In opposition to Defendant's motion, Plaintiff concludes that "the statement would mislead the unsophisticated consumer," (Docket No. 14-1 at 9), but he does not allege that he was misled by the statement, nor does make any attempt to explain how it would either coerce an unsophisticated consumer to act against his interest or lull him into inactivity to his detriment. The most that can be assumed is that the statement would inform even the least sophisticated consumer that he has a specified time in which to act, and prompt him to consult with an attorney, answer the complaint pro se, or take some other action to protect his interests.
That is precisely what happened here. Plaintiff was served with the summons and complaint on February 13, 2012. On February 25, 2012 well before expiration of the 20 or 30 day deadline to answer the complaint Plaintiff, through an attorney, filed a voluntary Chapter 7 bankruptcy petition in the Western District of New York. Case No. 12-BK-10519. Seventeen days after being served, acting through a different attorney, Plaintiff commenced this FDCPA action. The bankruptcy petition lists WSG Fox Valley as an unsecured, nonpriority creditor for a debt of $9,500.00, and this action against Defendant as an asset. Id. Docket No. 1 at 11, 21.
Because there is no plausible basis to conclude that the technically false statement
to which Plaintiff objects would influence an unsophisticated consumer to pay a debt he otherwise would not pay or impair his ability to challenge the debt, the contested language is not material, and does not violate sections 1692e, 1692e(5), or 1692e(10) of the FDCPA. See Bunting v.
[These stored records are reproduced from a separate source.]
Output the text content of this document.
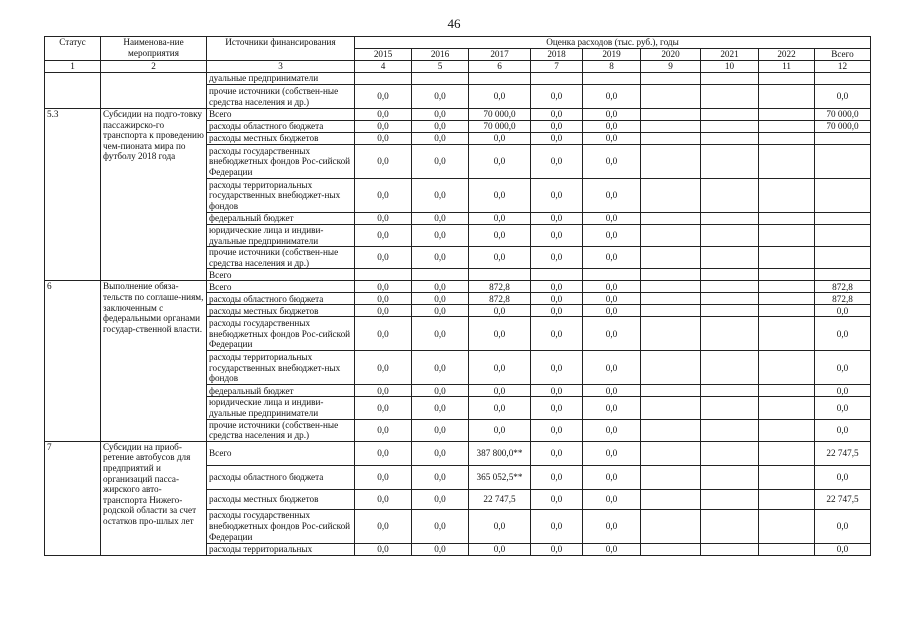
46
Статус	Наименова-ние мероприятия	Источники финансирования	Оценка расходов (тыс. руб.), годы								
			2015	2016	2017	2018	2019	2020	2021	2022	Всего
1	2	3	4	5	6	7	8	9	10	11	12
		дуальные предприниматели									
		прочие источники (собствен-ные средства населения и др.)	0,0	0,0	0,0	0,0	0,0				0,0
5.3	Субсидии на подго-товку пассажирско-го транспорта к проведению чем-пионата мира по футболу 2018 года	Всего	0,0	0,0	70 000,0	0,0	0,0				70 000,0
		расходы областного бюджета	0,0	0,0	70 000,0	0,0	0,0				70 000,0
		расходы местных бюджетов	0,0	0,0	0,0	0,0	0,0				
		расходы государственных внебюджетных фондов Рос-сийской Федерации	0,0	0,0	0,0	0,0	0,0				
		расходы территориальных государственных внебюджет-ных фондов	0,0	0,0	0,0	0,0	0,0				
		федеральный бюджет	0,0	0,0	0,0	0,0	0,0				
		юридические лица и индиви-дуальные предприниматели	0,0	0,0	0,0	0,0	0,0				
		прочие источники (собствен-ные средства населения и др.)	0,0	0,0	0,0	0,0	0,0				
		Всего									
6	Выполнение обяза-тельств по соглаше-ниям, заключенным с федеральными органами государ-ственной власти.	Всего	0,0	0,0	872,8	0,0	0,0				872,8
		расходы областного бюджета	0,0	0,0	872,8	0,0	0,0				872,8
		расходы местных бюджетов	0,0	0,0	0,0	0,0	0,0				0,0
		расходы государственных внебюджетных фондов Рос-сийской Федерации	0,0	0,0	0,0	0,0	0,0				0,0
		расходы территориальных государственных внебюджет-ных фондов	0,0	0,0	0,0	0,0	0,0				0,0
		федеральный бюджет	0,0	0,0	0,0	0,0	0,0				0,0
		юридические лица и индиви-дуальные предприниматели	0,0	0,0	0,0	0,0	0,0				0,0
		прочие источники (собствен-ные средства населения и др.)	0,0	0,0	0,0	0,0	0,0				0,0
7	Субсидии на приоб-ретение автобусов для предприятий и организаций пасса-жирского авто-транспорта Нижего-родской области за счет остатков про-шлых лет	Всего	0,0	0,0	387 800,0**	0,0	0,0				22 747,5
		расходы областного бюджета	0,0	0,0	365 052,5**	0,0	0,0				0,0
		расходы местных бюджетов	0,0	0,0	22 747,5	0,0	0,0				22 747,5
		расходы государственных внебюджетных фондов Рос-сийской Федерации	0,0	0,0	0,0	0,0	0,0				0,0
		расходы территориальных	0,0	0,0	0,0	0,0	0,0				0,0
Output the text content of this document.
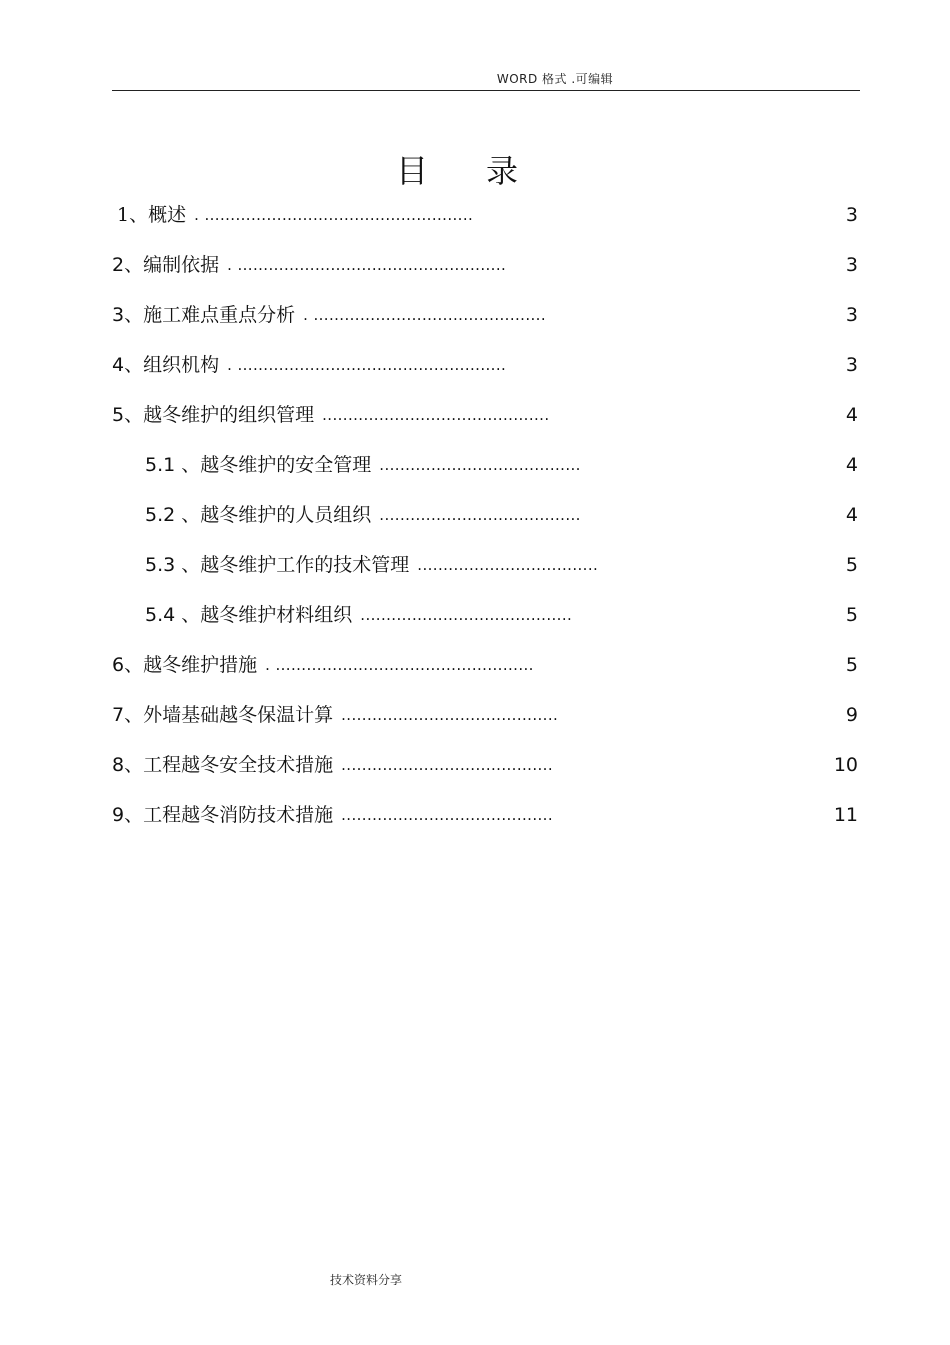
WORD 格式 .可编辑
目录
1、概述 . ....................................................	3
2、编制依据 . ....................................................	3
3、施工难点重点分析. .............................................	3
4、组织机构 . ....................................................	3
5、越冬维护的组织管理............................................	4
5.1 、越冬维护的安全管理.......................................	4
5.2 、越冬维护的人员组织.......................................	4
5.3 、越冬维护工作的技术管理...................................	5
5.4 、越冬维护材料组织.........................................	5
6、越冬维护措施 . ..................................................	5
7、外墙基础越冬保温计算..........................................	9
8、工程越冬安全技术措施.........................................	10
9、工程越冬消防技术措施.........................................	11
技术资料分享
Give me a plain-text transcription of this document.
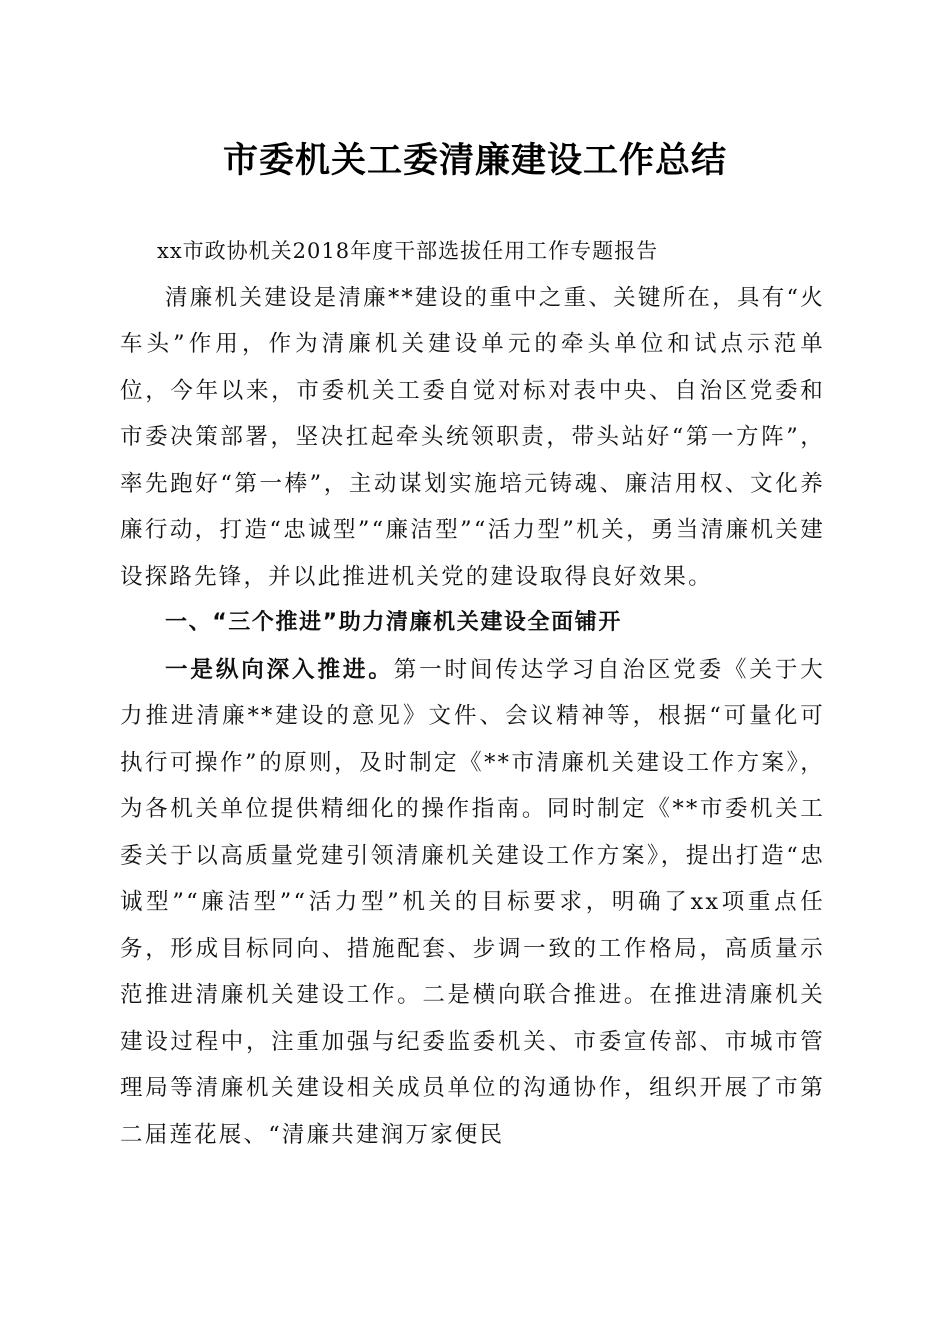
市委机关工委清廉建设工作总结

xx市政协机关2018年度干部选拔任用工作专题报告

清廉机关建设是清廉**建设的重中之重、关键所在，具有“火车头”作用，作为清廉机关建设单元的牵头单位和试点示范单位，今年以来，市委机关工委自觉对标对表中央、自治区党委和市委决策部署，坚决扛起牵头统领职责，带头站好“第一方阵”，率先跑好“第一棒”，主动谋划实施培元铸魂、廉洁用权、文化养廉行动，打造“忠诚型”“廉洁型”“活力型”机关，勇当清廉机关建设探路先锋，并以此推进机关党的建设取得良好效果。

一、“三个推进”助力清廉机关建设全面铺开

一是纵向深入推进。第一时间传达学习自治区党委《关于大力推进清廉**建设的意见》文件、会议精神等，根据“可量化可执行可操作”的原则，及时制定《**市清廉机关建设工作方案》，为各机关单位提供精细化的操作指南。同时制定《**市委机关工委关于以高质量党建引领清廉机关建设工作方案》，提出打造“忠诚型”“廉洁型”“活力型”机关的目标要求，明确了xx项重点任务，形成目标同向、措施配套、步调一致的工作格局，高质量示范推进清廉机关建设工作。二是横向联合推进。在推进清廉机关建设过程中，注重加强与纪委监委机关、市委宣传部、市城市管理局等清廉机关建设相关成员单位的沟通协作，组织开展了市第二届莲花展、“清廉共建润万家便民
Phillips Lytle LLP, 2011 U.S. Dist. LEXIS 67215, at *13-15 (N.D.N.Y. June 23, 2011) (finding that discrepancy between time period defendant law firm stated in summons, complaint, and FDCPA notice and time period stated in CPLR was not material).
C. Section 1692f
This section of the FDCPA provides that "[a] debt collector may not use unfair or unconscionable means to collect or attempt to collect any debt[,]" and it goes on to list eight examples which are not meant to be limiting. None of the conduct pled here falls within any enumerated example, nor has Plaintiff alleged facts that would support a conclusion that the contested phrase was "unfair" or "unconscionable" within the meaning of the statute. Moreover, in light of the conclusion that the contested language is not material, Plaintiff necessarily fails to state a claim under this provision as well.
Defendant's motion is granted in its entirety on the ground that the challenged statement does not meet the materiality requirement and so does not state an actionable claim for relief. In light of this holding, Defendant's further arguments for dismissal need not be addressed.
IT HEREBY IS ORDERED that Defendant's Motion for Judgment on the Pleadings
[Docket No. 11] is GRANTED in its entirety;
FURTHER that the Clerk of Court shall take all steps necessary to close this case.